El Sistema de Transporte Colectivo enfrenta afectaciones este viernes tras el inicio de un paro escalonado por parte de trabajadores sindicalizados, lo que ya impacta la operación en varias líneas y aumenta los tiempos de traslado para miles de usuarios.
Integrantes del Sindicato Nacional de Trabajadores del Sistema de Transporte Colectivo señalaron que la medida responde a la falta de respuestas del Gobierno de la Ciudad de México a sus demandas laborales y operativas.
Ausentismo y falta de horas extra afectan la operación
El paro no implica la suspensión total del servicio, pero sí una reducción en la capacidad operativa.
Trabajadores explicaron que:
- Se registró ausentismo en áreas técnicas y operativas
- No se cubrieron turnos mediante horas extra
- Falta personal para el cambio de turnos
Las líneas más afectadas incluyen:
- Líneas 1, 2, 3, 7, 8, 9 y B
Esta situación ha provocado que no circule la totalidad de trenes programados, lo que impacta directamente en la frecuencia del servicio.
Usuarios reportan retrasos de hasta una hora
Las afectaciones ya se reflejan en la experiencia de los usuarios.
En la Línea 3 del Metro de la Ciudad de México, pasajeros reportan tiempos de espera de entre 40 minutos y más de una hora para recorrer apenas seis estaciones.
El Sistema de Transporte Colectivo Metro informó que existe alta afluencia y que se están implementando medidas como:
- Envío de trenes vacíos a estaciones con mayor demanda
- Agilización de salidas desde terminales
- Recomendaciones a usuarios para facilitar el abordaje
Aun así, la saturación persiste en varias líneas.
Un conflicto que vuelve a escalar
Este paro marca el primer acto de presión tras semanas de tensión entre el sindicato y las autoridades capitalinas.
Desde febrero, el sindicato había advertido posibles movilizaciones si no se atendían sus demandas, que incluyen:
- Mejores condiciones laborales
- Incremento en el presupuesto del sistema
- Atención a necesidades operativas
Aunque a finales de ese mes se anunciaron acuerdos que frenaron un paro previo, los trabajadores aseguran que estos no se concretaron.

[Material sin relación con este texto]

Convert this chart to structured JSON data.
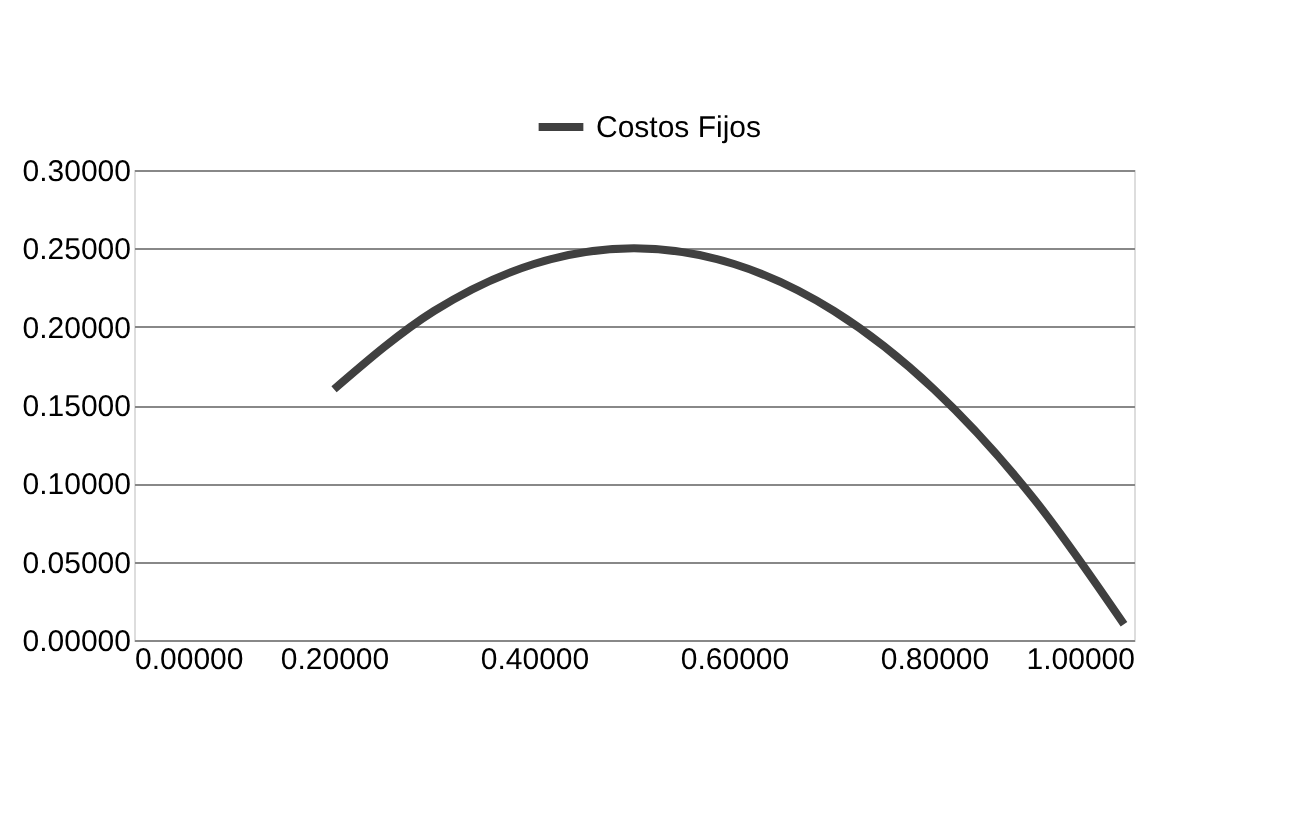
{
  "chart_data": {
    "type": "line",
    "x": [
      0.2,
      0.3,
      0.4,
      0.5,
      0.6,
      0.7,
      0.8,
      0.9,
      0.99
    ],
    "series": [
      {
        "name": "Costos Fijos",
        "color": "#404040",
        "values": [
          0.16,
          0.21,
          0.24,
          0.25,
          0.24,
          0.21,
          0.16,
          0.09,
          0.01
        ]
      }
    ],
    "xlim": [
      0,
      1
    ],
    "xticks": [
      {
        "value": 0,
        "label": "0.00000"
      },
      {
        "value": 0.2,
        "label": "0.20000"
      },
      {
        "value": 0.4,
        "label": "0.40000"
      },
      {
        "value": 0.6,
        "label": "0.60000"
      },
      {
        "value": 0.8,
        "label": "0.80000"
      },
      {
        "value": 1,
        "label": "1.00000"
      }
    ],
    "ylim": [
      0,
      0.3
    ],
    "yticks": [
      {
        "value": 0,
        "label": "0.00000"
      },
      {
        "value": 0.05,
        "label": "0.05000"
      },
      {
        "value": 0.1,
        "label": "0.10000"
      },
      {
        "value": 0.15,
        "label": "0.15000"
      },
      {
        "value": 0.2,
        "label": "0.20000"
      },
      {
        "value": 0.25,
        "label": "0.25000"
      },
      {
        "value": 0.3,
        "label": "0.30000"
      }
    ],
    "grid": "y",
    "legend": "top",
    "marker": "none",
    "line_style": "solid"
  }
}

En días recientes, el sindicato reiteró que no hubo avances reales, señalando que las mesas de diálogo no se tradujeron en soluciones concretas.
El paro escalonado no detiene por completo el servicio, pero sí expone la fragilidad operativa de uno de los sistemas de transporte más importantes de la ciudad.
Mientras continúan las negociaciones, el impacto inmediato lo resienten los usuarios: más tiempo de espera, mayor saturación y una movilidad que se vuelve cada vez más incierta.